The not-so-good news is about Gloria’s health. She’s in her mid-40’s, but has just been diagnosed with glaucoma. The public health system doesn’t pay for the eye drops that can control the condition — I’m not sure why — so they are trying to figure out what to do. Gloria also continues to suffer severe muscle aches and pains, for which she’s had many medical visits but no clear diagnosis.

This is Gloria with her grandbaby Mylenis. Behind her to the right is her wheelchair-bound brother, who lived in Panama City but whom Gloria brought to the village so he could be better cared for by his siblings. Gloria has a good heart. She is generous, hard working, and caring. She belies Ben Carson’s pronouncement that poverty is a state of mind, that if only people were more virtuous and worked harder they would climb the economic ladder. Gloria is virtuous, hard working, and stuck.

4 thoughts on “Call from Gloria

  1. for Phyllis: Here’s the dilemma we all face in a situation like this. Gloria is 45, she’s likely to need treatment for the rest of her life. Funding a college education is a limited commitment. Funding medication for Gloria’s eye problems is open-ended, and once you begin to try to ameliorate the problem, you own it. Let me try to find out more, and see what she actually needs. I’m really concerned about the number of her serious health problems, given her age. She has a long way to go in this life…

  2. Agree that we need more info and that treatment will be a long haul.. But sight is so crucial to her work and family life.
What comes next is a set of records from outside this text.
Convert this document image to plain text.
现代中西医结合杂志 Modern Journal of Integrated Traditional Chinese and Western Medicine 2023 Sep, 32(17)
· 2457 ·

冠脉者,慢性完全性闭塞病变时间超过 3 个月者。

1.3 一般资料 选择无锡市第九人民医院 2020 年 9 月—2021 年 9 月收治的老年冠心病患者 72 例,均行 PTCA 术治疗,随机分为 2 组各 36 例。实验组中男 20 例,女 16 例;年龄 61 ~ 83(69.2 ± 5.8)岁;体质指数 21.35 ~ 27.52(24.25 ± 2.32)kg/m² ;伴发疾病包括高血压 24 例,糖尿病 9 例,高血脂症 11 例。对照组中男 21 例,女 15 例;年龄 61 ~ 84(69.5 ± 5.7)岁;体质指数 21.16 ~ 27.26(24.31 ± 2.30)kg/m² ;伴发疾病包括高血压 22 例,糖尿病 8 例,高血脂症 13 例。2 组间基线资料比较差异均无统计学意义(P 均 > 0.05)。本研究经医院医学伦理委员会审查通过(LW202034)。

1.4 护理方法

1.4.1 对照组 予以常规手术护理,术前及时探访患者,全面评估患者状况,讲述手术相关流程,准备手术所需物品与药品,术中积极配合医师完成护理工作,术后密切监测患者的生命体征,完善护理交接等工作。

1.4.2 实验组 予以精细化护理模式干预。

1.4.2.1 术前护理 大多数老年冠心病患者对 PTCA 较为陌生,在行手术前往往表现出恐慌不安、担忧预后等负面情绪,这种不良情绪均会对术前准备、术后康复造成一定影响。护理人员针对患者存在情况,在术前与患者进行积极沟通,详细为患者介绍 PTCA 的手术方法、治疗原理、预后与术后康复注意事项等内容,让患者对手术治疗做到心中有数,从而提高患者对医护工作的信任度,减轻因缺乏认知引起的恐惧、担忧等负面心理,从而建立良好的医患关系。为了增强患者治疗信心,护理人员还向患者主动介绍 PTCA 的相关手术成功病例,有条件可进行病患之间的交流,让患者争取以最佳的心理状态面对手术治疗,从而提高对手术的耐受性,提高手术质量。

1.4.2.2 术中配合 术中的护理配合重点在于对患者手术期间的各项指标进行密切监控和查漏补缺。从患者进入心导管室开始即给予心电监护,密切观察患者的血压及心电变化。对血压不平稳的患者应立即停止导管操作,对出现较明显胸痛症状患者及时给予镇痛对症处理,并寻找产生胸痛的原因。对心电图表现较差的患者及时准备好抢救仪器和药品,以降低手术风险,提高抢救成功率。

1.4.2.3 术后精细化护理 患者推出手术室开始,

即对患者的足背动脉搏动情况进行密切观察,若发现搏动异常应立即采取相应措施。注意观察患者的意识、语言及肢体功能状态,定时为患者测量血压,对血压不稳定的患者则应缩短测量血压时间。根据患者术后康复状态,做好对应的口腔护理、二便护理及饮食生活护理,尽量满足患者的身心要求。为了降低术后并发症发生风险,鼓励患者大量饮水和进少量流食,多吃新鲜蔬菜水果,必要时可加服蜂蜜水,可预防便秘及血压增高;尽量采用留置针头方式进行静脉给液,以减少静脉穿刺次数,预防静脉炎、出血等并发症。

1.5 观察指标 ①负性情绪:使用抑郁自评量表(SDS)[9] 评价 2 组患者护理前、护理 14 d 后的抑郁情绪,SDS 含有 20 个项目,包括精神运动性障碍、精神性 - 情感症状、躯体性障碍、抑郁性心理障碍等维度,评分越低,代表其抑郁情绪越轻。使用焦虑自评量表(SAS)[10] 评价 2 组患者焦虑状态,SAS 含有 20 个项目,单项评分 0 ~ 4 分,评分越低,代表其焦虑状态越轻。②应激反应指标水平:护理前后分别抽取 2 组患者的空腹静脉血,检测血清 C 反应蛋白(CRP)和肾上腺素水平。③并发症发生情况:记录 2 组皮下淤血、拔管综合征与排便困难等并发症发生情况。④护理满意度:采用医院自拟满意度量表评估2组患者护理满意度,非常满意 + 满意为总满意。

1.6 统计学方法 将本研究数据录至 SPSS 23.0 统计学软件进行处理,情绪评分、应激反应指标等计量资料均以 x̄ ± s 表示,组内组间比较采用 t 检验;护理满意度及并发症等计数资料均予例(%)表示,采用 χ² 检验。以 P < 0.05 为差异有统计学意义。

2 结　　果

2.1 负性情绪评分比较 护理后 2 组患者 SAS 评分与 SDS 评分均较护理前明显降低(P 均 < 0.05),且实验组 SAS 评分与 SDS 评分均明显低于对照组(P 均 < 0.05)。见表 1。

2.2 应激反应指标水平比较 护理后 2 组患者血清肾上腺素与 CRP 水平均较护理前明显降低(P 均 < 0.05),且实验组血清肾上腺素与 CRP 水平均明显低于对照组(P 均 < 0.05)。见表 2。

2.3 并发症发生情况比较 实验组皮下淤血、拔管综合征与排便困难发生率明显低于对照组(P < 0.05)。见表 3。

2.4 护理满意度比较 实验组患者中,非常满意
I have several friends with glaucoma, and will check on prices for drops. Would costs be less in Panama? Can she get the appropriate meds through their health system if she pays for them or do they just write Rx and she goes to a drug store?

  3. for Phyllis: GLoria’s phone cut out in the middle of our call, which usually means she’s out of money on her time card. Will call her in a few days. I don’t know anything about glaucoma meds there, but will ask. Some things are cheaper, others not. Some things that we take for granted — like a plastic pill organizer for daily meds and a pill cutter — seem not to be available at all. Lily had me bring them for Minga from here. Will let you know when I find out more.